Palazzo Albergati, nel cuore di Bologna, è sede della kermesse dedicata alla fantasia tradotta nelle correnti culturali definite come dadaismo e surrealismo, fenomeni divampati nella prima parte del ‘900 al termine della Grande Guerra. Le due correnti si dispongono in bella mostra e si fanno vanto del genio che, in abbinamento a spruzzate di pura follia, hanno decorato le idee di una vera e propria rivoluzione culturale divisa in due atti e che hanno coinvolto anche personaggi del calibro di Breton, Apollinaire ed Eluard.

Grandi firme

Nel campo della pittura Marcel Duchamp, Renè Magritte e Salvador Dalì guidano la danza tra realtà e fantasia in un salone, quello novecentesco, di raffinata eleganza in cui i surrealisti si piazzano come euforici anticonformisti alla perenne ricerca di regole da stravolgere in modo incoerente e senza limiti.

Nel palazzo bolognese sono esposte 200 opere profondamente diverse tra loro provenienti dall’Israel Museum di Gerusalemme contraddistinte da contorni folli, talvolta nichilistici ed installazioni sregolate capaci di rapire la mente e trasportarla nelle geniali diramazioni della pazzia al servizio dell’Arte. I grandi nomi sono accompagnati da artisti di indiscusso talento come Man Ray, Tanguy, Ernst e Picabia che fungono da imprevedibile coro al genio dei solisti.

Epilogo affidato al Castello dei Pirenei

Come ogni mostra che si rispetti, anche quella di Palazzo Albergati lascia il pezzo pregiato per l’ultimo respiro del percorso, un finale in grande stile in cui non esiste nient’altro che la presenza del quadro, di quel quadro e quella dell’osservatore rapito dalla sua bellezza.

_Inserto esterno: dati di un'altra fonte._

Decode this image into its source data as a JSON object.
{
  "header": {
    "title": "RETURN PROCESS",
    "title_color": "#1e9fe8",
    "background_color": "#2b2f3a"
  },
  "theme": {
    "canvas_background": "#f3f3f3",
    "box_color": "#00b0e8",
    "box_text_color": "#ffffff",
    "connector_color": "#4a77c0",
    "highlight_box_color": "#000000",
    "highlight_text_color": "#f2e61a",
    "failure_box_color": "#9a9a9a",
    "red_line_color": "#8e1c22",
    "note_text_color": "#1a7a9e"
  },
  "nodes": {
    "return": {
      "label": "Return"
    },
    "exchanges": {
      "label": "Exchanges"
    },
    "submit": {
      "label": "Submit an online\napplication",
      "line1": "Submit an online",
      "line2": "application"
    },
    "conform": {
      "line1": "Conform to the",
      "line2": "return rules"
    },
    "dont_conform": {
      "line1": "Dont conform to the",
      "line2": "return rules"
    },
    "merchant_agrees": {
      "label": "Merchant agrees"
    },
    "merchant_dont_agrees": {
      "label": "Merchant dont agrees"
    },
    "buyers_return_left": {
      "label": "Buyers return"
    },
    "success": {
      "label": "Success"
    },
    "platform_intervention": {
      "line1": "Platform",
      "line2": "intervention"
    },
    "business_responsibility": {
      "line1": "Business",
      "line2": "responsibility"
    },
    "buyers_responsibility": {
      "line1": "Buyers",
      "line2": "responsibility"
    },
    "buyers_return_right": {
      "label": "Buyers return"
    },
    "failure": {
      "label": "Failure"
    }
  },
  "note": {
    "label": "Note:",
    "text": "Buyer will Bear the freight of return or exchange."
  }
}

Il volume dell’audio-guida sembra abbassarsi sempre di più, le parole si fanno lontane e quasi incomprensibili fino al silenzio, un silenzio ovattato fatto di magia in cui l’unica voce che si sente è quella dell’arte, un linguaggio dorato e magico e talvolta incomprensibile, ma comunque musica del genio.

Renè Magritte

Il Castello dei Pirenei (1959) sovrasta un paesaggio in cui non esiste altro segno del passaggio dell’uomo eppure, la sospensione della roccia su cui poggia il castello stesso, porta ad azzerare le certezze a favore degli interrogativi che Magritte pone in essere.

La forza di questa opera è che ognuno può darne una propria interpretazione con il mare mosso le cui onde sembrano scandire il tempo al cospetto dell’immobilismo del resto della composizione. L’osservatore guarda ossequioso ed ammirato l’olio su tela del pittore belga quasi come un cavaliere, al cospetto della propria regina, inchina la testa ammirato e riverente.